Humpback whales have always been solitary animals. In fact, until quite recently, when scientists came across a group of 10 or 20, they considered it "big." The groups we are talking about can now reach 200 members.



But there are more. It turns out that humpback whales often migrate to tropical waters to breed, but by this time of year they should have returned to the frozen waters of Antarctica. Is it possible that some soulless businessman has made an underwater plagiarism of Sónar, which probably has a very small name like Sómar, and are the poor humpback whales spinning nonsense in search of an after?

Okay, it's a fucking theory, but do not think the researchers have things much clearer. This is what we know at the moment: the majority of whales that form these groups are young . If they were adults, another rooster would sing: as you can imagine, two hundred and thirty thousand kg bigardos can not go out in a gang and feed anywhere in free buffet.

Scientists see clearly that these whales have joined together in the interest of hunting together and feeding, but no one can tell why they have begun to come together in such large groups. This phenomenon only takes about 5 years, so the increase in the population of the species could be an explanation.
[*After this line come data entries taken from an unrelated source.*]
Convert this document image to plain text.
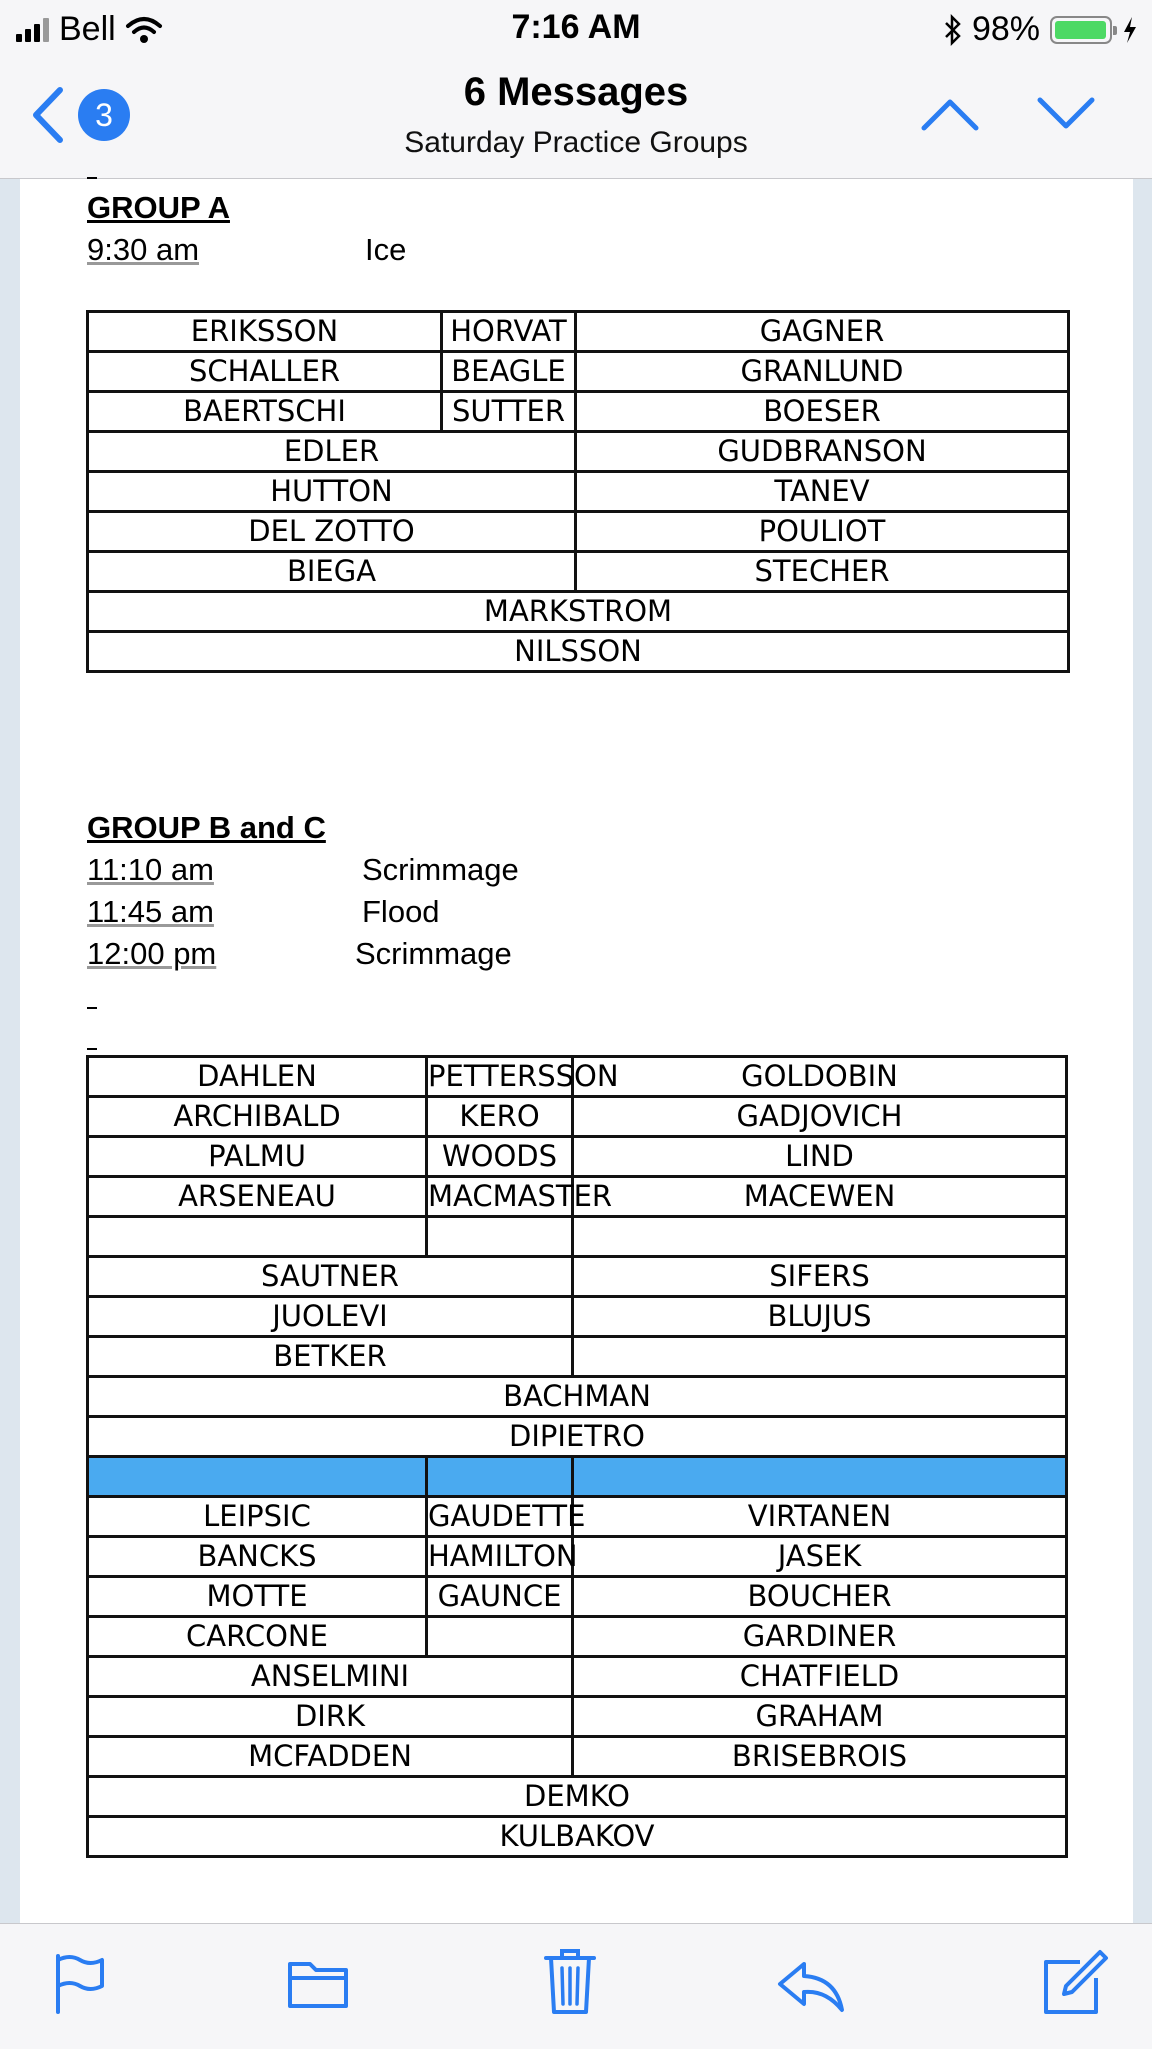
Bell	7:16 AM	98%
3
6 Messages
Saturday Practice Groups
GROUP A
9:30 am	Ice
ERIKSSON	HORVAT	GAGNER
SCHALLER	BEAGLE	GRANLUND
BAERTSCHI	SUTTER	BOESER
EDLER		GUDBRANSON
HUTTON		TANEV
DEL ZOTTO		POULIOT
BIEGA		STECHER
MARKSTROM		
NILSSON		
GROUP B and C
11:10 am	Scrimmage
11:45 am	Flood
12:00 pm	Scrimmage
DAHLEN	PETTERSSON	GOLDOBIN
ARCHIBALD	KERO	GADJOVICH
PALMU	WOODS	LIND
ARSENEAU	MACMASTER	MACEWEN

SAUTNER		SIFERS
JUOLEVI		BLUJUS
BETKER		
BACHMAN		
DIPIETRO		

LEIPSIC	GAUDETTE	VIRTANEN
BANCKS	HAMILTON	JASEK
MOTTE	GAUNCE	BOUCHER
CARCONE		GARDINER
ANSELMINI		CHATFIELD
DIRK		GRAHAM
MCFADDEN		BRISEBROIS
DEMKO		
KULBAKOV		
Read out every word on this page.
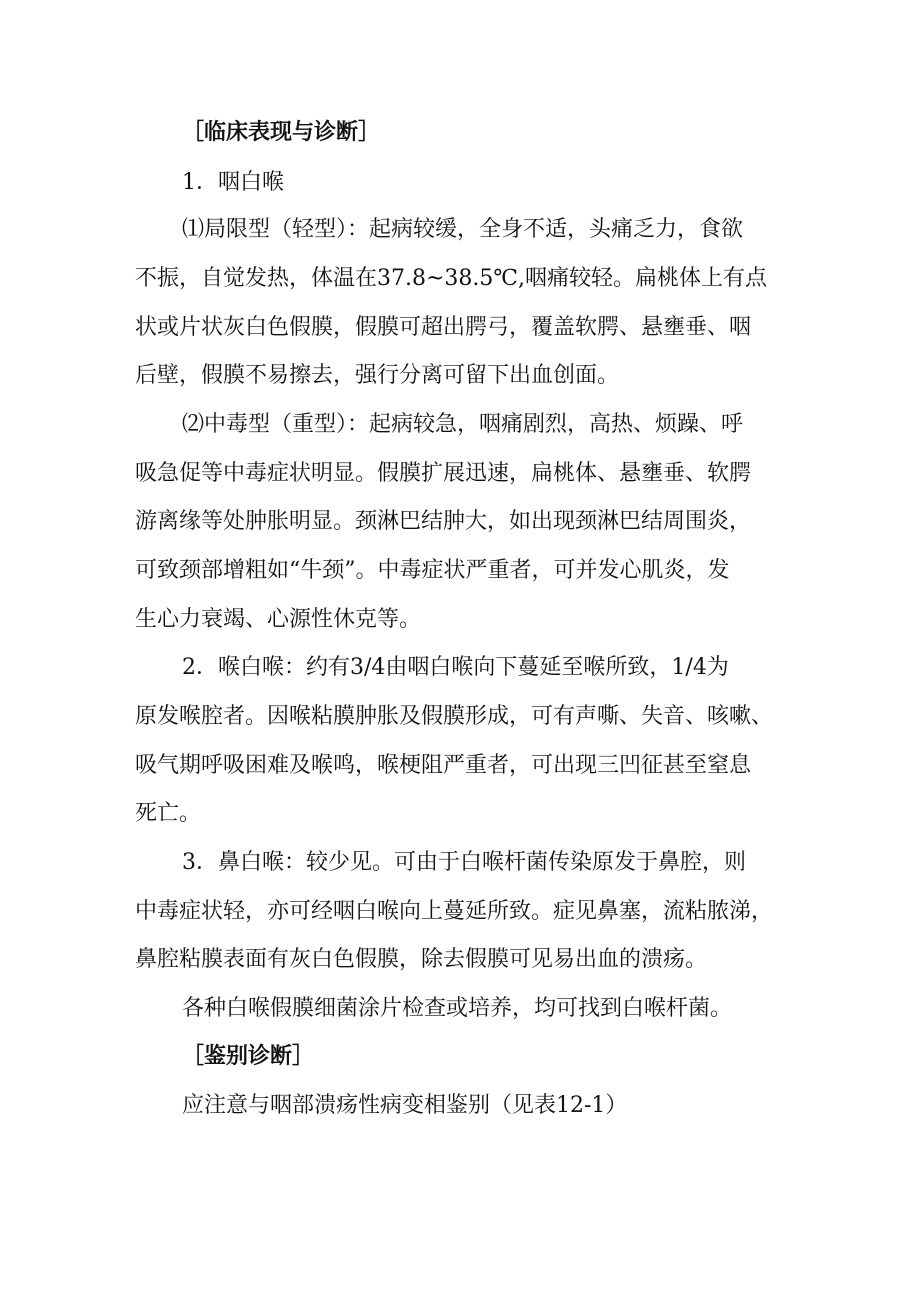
［临床表现与诊断］
1．咽白喉
⑴局限型（轻型）：起病较缓，全身不适，头痛乏力，食欲
不振，自觉发热，体温在37.8~38.5℃,咽痛较轻。扁桃体上有点
状或片状灰白色假膜，假膜可超出腭弓，覆盖软腭、悬壅垂、咽
后壁，假膜不易擦去，强行分离可留下出血创面。
⑵中毒型（重型）：起病较急，咽痛剧烈，高热、烦躁、呼
吸急促等中毒症状明显。假膜扩展迅速，扁桃体、悬壅垂、软腭
游离缘等处肿胀明显。颈淋巴结肿大，如出现颈淋巴结周围炎，
可致颈部增粗如“牛颈”。中毒症状严重者，可并发心肌炎，发
生心力衰竭、心源性休克等。
2．喉白喉：约有3/4由咽白喉向下蔓延至喉所致，1/4为
原发喉腔者。因喉粘膜肿胀及假膜形成，可有声嘶、失音、咳嗽、
吸气期呼吸困难及喉鸣，喉梗阻严重者，可出现三凹征甚至窒息
死亡。
3．鼻白喉：较少见。可由于白喉杆菌传染原发于鼻腔，则
中毒症状轻，亦可经咽白喉向上蔓延所致。症见鼻塞，流粘脓涕，
鼻腔粘膜表面有灰白色假膜，除去假膜可见易出血的溃疡。
各种白喉假膜细菌涂片检查或培养，均可找到白喉杆菌。
［鉴别诊断］
应注意与咽部溃疡性病变相鉴别（见表12-1）
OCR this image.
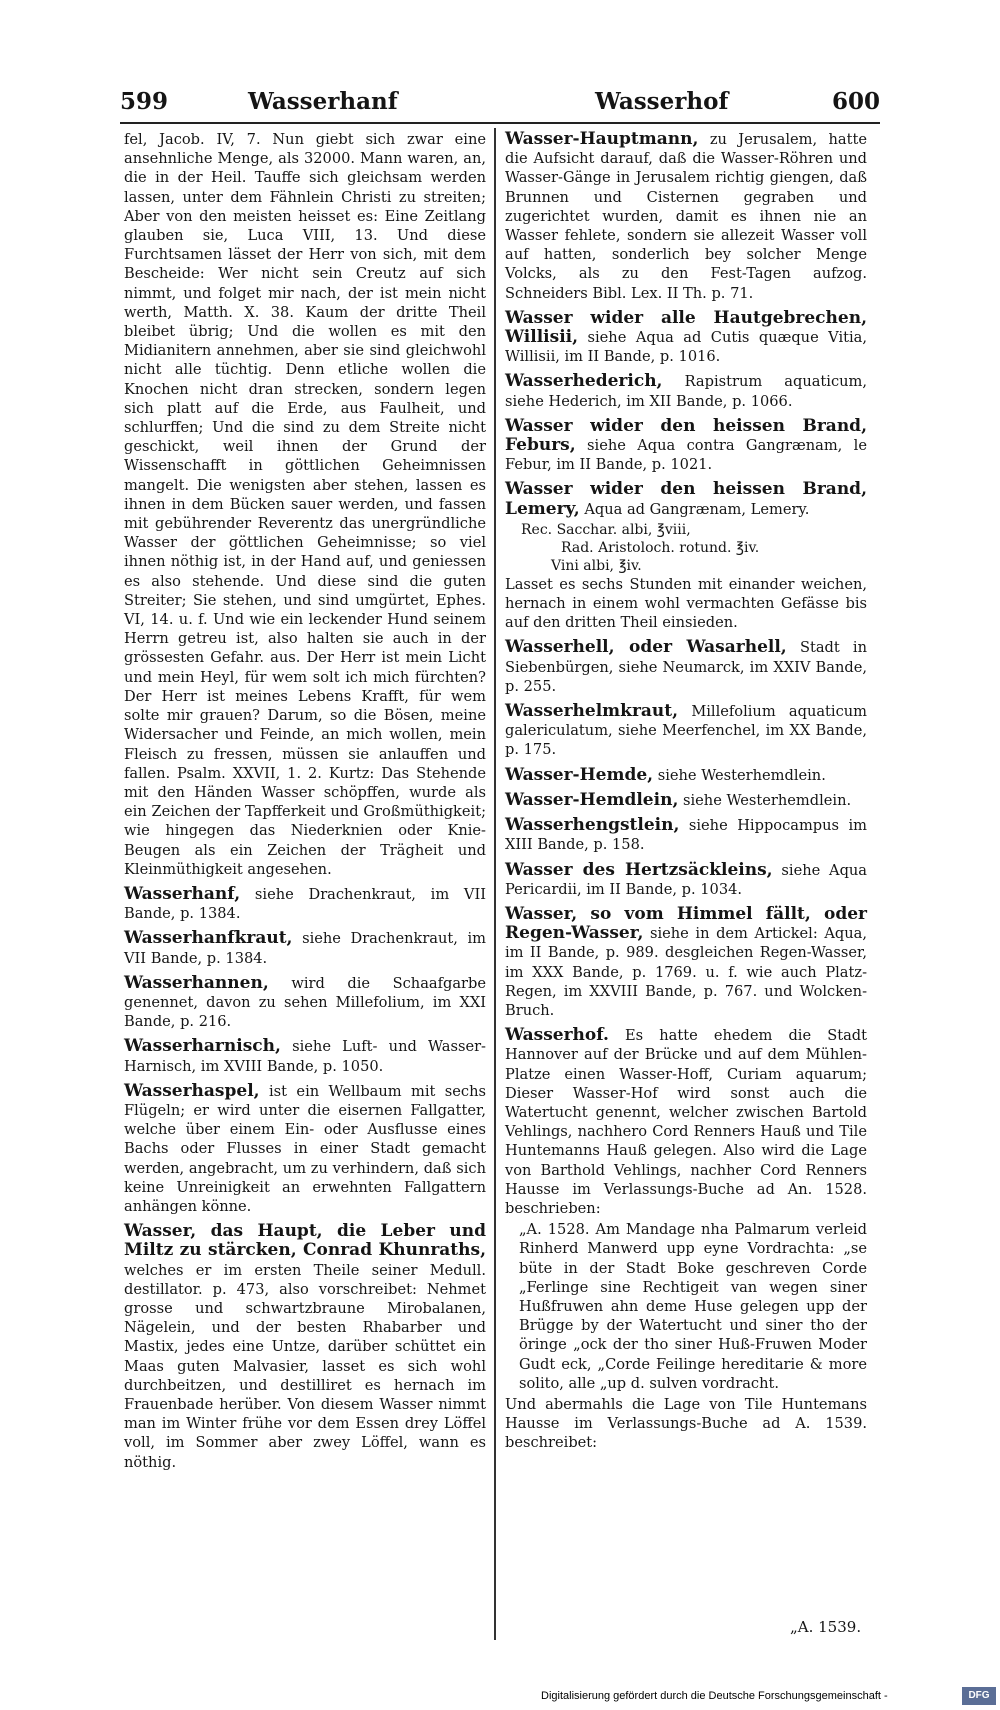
599	Wasserhanf	Wasserhof	600

fel, Jacob. IV, 7. Nun giebt sich zwar eine ansehnliche Menge, als 32000. Mann waren, an, die in der Heil. Tauffe sich gleichsam werden lassen, unter dem Fähnlein Christi zu streiten; Aber von den meisten heisset es: Eine Zeitlang glauben sie, Luca VIII, 13. Und diese Furchtsamen lässet der Herr von sich, mit dem Bescheide: Wer nicht sein Creutz auf sich nimmt, und folget mir nach, der ist mein nicht werth, Matth. X. 38. Kaum der dritte Theil bleibet übrig; Und die wollen es mit den Midianitern annehmen, aber sie sind gleichwohl nicht alle tüchtig. Denn etliche wollen die Knochen nicht dran strecken, sondern legen sich platt auf die Erde, aus Faulheit, und schlurffen; Und die sind zu dem Streite nicht geschickt, weil ihnen der Grund der Wissenschafft in göttlichen Geheimnissen mangelt. Die wenigsten aber stehen, lassen es ihnen in dem Bücken sauer werden, und fassen mit gebührender Reverentz das unergründliche Wasser der göttlichen Geheimnisse; so viel ihnen nöthig ist, in der Hand auf, und geniessen es also stehende. Und diese sind die guten Streiter; Sie stehen, und sind umgürtet, Ephes. VI, 14. u. f. Und wie ein leckender Hund seinem Herrn getreu ist, also halten sie auch in der grössesten Gefahr. aus. Der Herr ist mein Licht und mein Heyl, für wem solt ich mich fürchten? Der Herr ist meines Lebens Krafft, für wem solte mir grauen? Darum, so die Bösen, meine Widersacher und Feinde, an mich wollen, mein Fleisch zu fressen, müssen sie anlauffen und fallen. Psalm. XXVII, 1. 2. Kurtz: Das Stehende mit den Händen Wasser schöpffen, wurde als ein Zeichen der Tapfferkeit und Großmüthigkeit; wie hingegen das Niederknien oder Knie-Beugen als ein Zeichen der Trägheit und Kleinmüthigkeit angesehen.

Wasserhanf, siehe Drachenkraut, im VII Bande, p. 1384.

Wasserhanfkraut, siehe Drachenkraut, im VII Bande, p. 1384.

Wasserhannen, wird die Schaafgarbe genennet, davon zu sehen Millefolium, im XXI Bande, p. 216.

Wasserharnisch, siehe Luft- und Wasser-Harnisch, im XVIII Bande, p. 1050.

Wasserhaspel, ist ein Wellbaum mit sechs Flügeln; er wird unter die eisernen Fallgatter, welche über einem Ein- oder Ausflusse eines Bachs oder Flusses in einer Stadt gemacht werden, angebracht, um zu verhindern, daß sich keine Unreinigkeit an erwehnten Fallgattern anhängen könne.

Wasser, das Haupt, die Leber und Miltz zu stärcken, Conrad Khunraths, welches er im ersten Theile seiner Medull. destillator. p. 473, also vorschreibet: Nehmet grosse und schwartzbraune Mirobalanen, Nägelein, und der besten Rhabarber und Mastix, jedes eine Untze, darüber schüttet ein Maas guten Malvasier, lasset es sich wohl durchbeitzen, und destilliret es hernach im Frauenbade herüber. Von diesem Wasser nimmt man im Winter frühe vor dem Essen drey Löffel voll, im Sommer aber zwey Löffel, wann es nöthig.

Wasser-Hauptmann, zu Jerusalem, hatte die Aufsicht darauf, daß die Wasser-Röhren und Wasser-Gänge in Jerusalem richtig giengen, daß Brunnen und Cisternen gegraben und zugerichtet wurden, damit es ihnen nie an Wasser fehlete, sondern sie allezeit Wasser voll auf hatten, sonderlich bey solcher Menge Volcks, als zu den Fest-Tagen aufzog. Schneiders Bibl. Lex. II Th. p. 71.

Wasser wider alle Hautgebrechen, Willisii, siehe Aqua ad Cutis quæque Vitia, Willisii, im II Bande, p. 1016.

Wasserhederich, Rapistrum aquaticum, siehe Hederich, im XII Bande, p. 1066.

Wasser wider den heissen Brand, Feburs, siehe Aqua contra Gangrænam, le Febur, im II Bande, p. 1021.

Wasser wider den heissen Brand, Lemery, Aqua ad Gangrænam, Lemery.

Rec. Sacchar. albi, ℥viii,
Rad. Aristoloch. rotund. ℥iv.
Vini albi, ℥iv.

Lasset es sechs Stunden mit einander weichen, hernach in einem wohl vermachten Gefässe bis auf den dritten Theil einsieden.

Wasserhell, oder Wasarhell, Stadt in Siebenbürgen, siehe Neumarck, im XXIV Bande, p. 255.

Wasserhelmkraut, Millefolium aquaticum galericulatum, siehe Meerfenchel, im XX Bande, p. 175.

Wasser-Hemde, siehe Westerhemdlein.

Wasser-Hemdlein, siehe Westerhemdlein.

Wasserhengstlein, siehe Hippocampus im XIII Bande, p. 158.

Wasser des Hertzsäckleins, siehe Aqua Pericardii, im II Bande, p. 1034.

Wasser, so vom Himmel fällt, oder Regen-Wasser, siehe in dem Artickel: Aqua, im II Bande, p. 989. desgleichen Regen-Wasser, im XXX Bande, p. 1769. u. f. wie auch Platz-Regen, im XXVIII Bande, p. 767. und Wolcken-Bruch.

Wasserhof. Es hatte ehedem die Stadt Hannover auf der Brücke und auf dem Mühlen-Platze einen Wasser-Hoff, Curiam aquarum; Dieser Wasser-Hof wird sonst auch die Watertucht genennt, welcher zwischen Bartold Vehlings, nachhero Cord Renners Hauß und Tile Huntemanns Hauß gelegen. Also wird die Lage von Barthold Vehlings, nachher Cord Renners Hausse im Verlassungs-Buche ad An. 1528. beschrieben:

„A. 1528. Am Mandage nha Palmarum verleid Rinherd Manwerd upp eyne Vordrachta: „se büte in der Stadt Boke geschreven Corde „Ferlinge sine Rechtigeit van wegen siner Hußfruwen ahn deme Huse gelegen upp der Brügge by der Watertucht und siner tho der öringe „ock der tho siner Huß-Fruwen Moder Gudt eck, „Corde Feilinge hereditarie & more solito, alle „up d. sulven vordracht.

Und abermahls die Lage von Tile Huntemans Hausse im Verlassungs-Buche ad A. 1539. beschreibet:

„A. 1539.
Digitalisierung gefördert durch die Deutsche Forschungsgemeinschaft -	DFG
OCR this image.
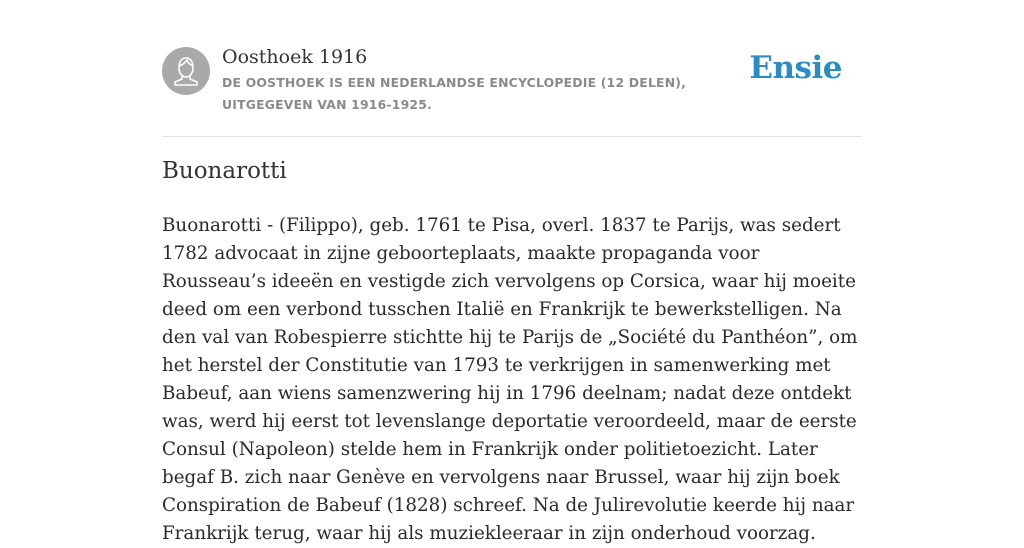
Oosthoek 1916

DE OOSTHOEK IS EEN NEDERLANDSE ENCYCLOPEDIE (12 DELEN), UITGEGEVEN VAN 1916-1925.

Ensie
Buonarotti

Buonarotti - (Filippo), geb. 1761 te Pisa, overl. 1837 te Parijs, was sedert 1782 advocaat in zijne geboorteplaats, maakte propaganda voor Rousseau’s ideeën en vestigde zich vervolgens op Corsica, waar hij moeite deed om een verbond tusschen Italië en Frankrijk te bewerkstelligen. Na den val van Robespierre stichtte hij te Parijs de „Société du Panthéon”, om het herstel der Constitutie van 1793 te verkrijgen in samenwerking met Babeuf, aan wiens samenzwering hij in 1796 deelnam; nadat deze ontdekt was, werd hij eerst tot levenslange deportatie veroordeeld, maar de eerste Consul (Napoleon) stelde hem in Frankrijk onder politietoezicht. Later begaf B. zich naar Genève en vervolgens naar Brussel, waar hij zijn boek Conspiration de Babeuf (1828) schreef. Na de Julirevolutie keerde hij naar Frankrijk terug, waar hij als muziekleeraar in zijn onderhoud voorzag.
Only a few decades ago the hunt for these animals reached such an extreme that 90% of the world's humpbacks had died at the hands of man, but since they were declared a protected species in 1996 its population has been increasing little by little. Is it possible that humpback whales have always been that sociable, but there were not enough of them for us to appreciate?

Another possibility is that we simply have not noticed in the right places. If hundreds of whales have been setting together the macro festivals in the middle of the Pacific Ocean, chances are we would never have noticed them.